IV. La même voix qui nous condamne nous appelle à la vie par la repentance : "Pécheur semblable à moi, ou plutôt inférieur à moi, car je confesse ma supériorité dans le péché, saisis, embrasse la pénitence, comme un naufragé s'empare de la planche qui doit le sauver. Elle t'aidera à sortir des flots de la prévarication qui t'engloutissent, et te conduira dans le port de la divine miséricorde. Saisis l'occasion d'un bonheur inattendu, afin que celui qui tout à l'heure n'était devant Dieu «qu'une goutte d'eau, qu'un grain de sable, qu'un vase d'argile, devienne cet arbre qui est planté le long des eaux, qui se couvre de feuilles, qui porte des fruits dans son temps, et qui ne verra un jour ni le feu ni la hache. Repens-toi de tes erreurs, puisque tu as trouvé la vérité! Repens-toi d'avoir aimé ce que Dieu n'aime pas, puisque nous-mêmes nous ne permettons pas aux plus humbles de nos serviteurs d'aimer ce qui nous déplaît. La ressemblance des inclinations est en effet la garantie de l'obéissance."
Nous devons nous repentir avant tout parce que Dieu l'ordonne. "L'autorité du maître passe avant l'utilité du serviteur." Mais nous avons une raison supplémentaire, c'est que Dieu étant bon, il nous ordonne ce qui est bon pour nous : "Bienheureux, certes, que Dieu jure pour l'amour de nous !"

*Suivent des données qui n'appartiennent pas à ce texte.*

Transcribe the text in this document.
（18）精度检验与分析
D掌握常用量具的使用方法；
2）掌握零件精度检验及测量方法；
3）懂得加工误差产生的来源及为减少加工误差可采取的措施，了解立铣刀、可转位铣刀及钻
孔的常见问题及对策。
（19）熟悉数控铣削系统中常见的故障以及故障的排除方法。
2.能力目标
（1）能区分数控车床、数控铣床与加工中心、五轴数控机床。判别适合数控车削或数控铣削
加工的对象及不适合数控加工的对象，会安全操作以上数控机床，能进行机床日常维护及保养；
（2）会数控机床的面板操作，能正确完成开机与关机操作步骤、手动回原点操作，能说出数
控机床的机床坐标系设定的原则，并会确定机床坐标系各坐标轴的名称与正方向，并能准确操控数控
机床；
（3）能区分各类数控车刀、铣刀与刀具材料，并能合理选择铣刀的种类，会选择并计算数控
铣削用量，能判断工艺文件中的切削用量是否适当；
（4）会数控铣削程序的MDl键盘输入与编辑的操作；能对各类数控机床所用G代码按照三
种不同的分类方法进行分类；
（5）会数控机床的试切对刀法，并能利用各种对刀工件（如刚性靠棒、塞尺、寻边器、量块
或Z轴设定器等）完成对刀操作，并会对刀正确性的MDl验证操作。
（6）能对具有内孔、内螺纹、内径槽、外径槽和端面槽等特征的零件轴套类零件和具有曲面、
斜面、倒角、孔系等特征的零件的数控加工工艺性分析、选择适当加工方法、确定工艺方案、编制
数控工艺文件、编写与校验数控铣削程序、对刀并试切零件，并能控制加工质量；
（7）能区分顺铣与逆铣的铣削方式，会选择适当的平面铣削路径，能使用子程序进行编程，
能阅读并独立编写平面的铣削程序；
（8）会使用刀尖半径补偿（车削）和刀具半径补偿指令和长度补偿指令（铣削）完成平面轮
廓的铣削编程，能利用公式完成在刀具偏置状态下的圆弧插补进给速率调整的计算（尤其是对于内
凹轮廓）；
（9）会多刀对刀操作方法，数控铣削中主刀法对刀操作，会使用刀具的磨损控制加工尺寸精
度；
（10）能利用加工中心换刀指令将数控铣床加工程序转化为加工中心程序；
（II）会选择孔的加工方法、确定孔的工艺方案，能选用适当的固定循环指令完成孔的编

V. On ne peut se repentir qu'une fois : ensuite, il ne faut plus pécher. "En effet, je déclare qu'une fois connue et embrassée par nous, cette pénitence qui, nous ayant été montrée et ordonnée par la miséricorde de Dieu, nous rétablit dans son amitié, ne peut plus désormais être brisée par la réitération du péché. Dès-lors tu ne peux plus prétexter l'ignorance quand, après avoir une fois connu le Seigneur et embrassé ses préceptes, après avoir expié tes fautes par la pénitence, tu retournes au péché. Ainsi, plus tu échappes à l'ignorance, plus tu restes enlacé dans l'accusation de révolte. Car si tu avais commencé de te repentir parce que tu avais commencé de craindre le Seigneur, pourquoi interrompre ce que tu as entrepris par le motif de la crainte, sinon parce que tu as cessé de craindre ?"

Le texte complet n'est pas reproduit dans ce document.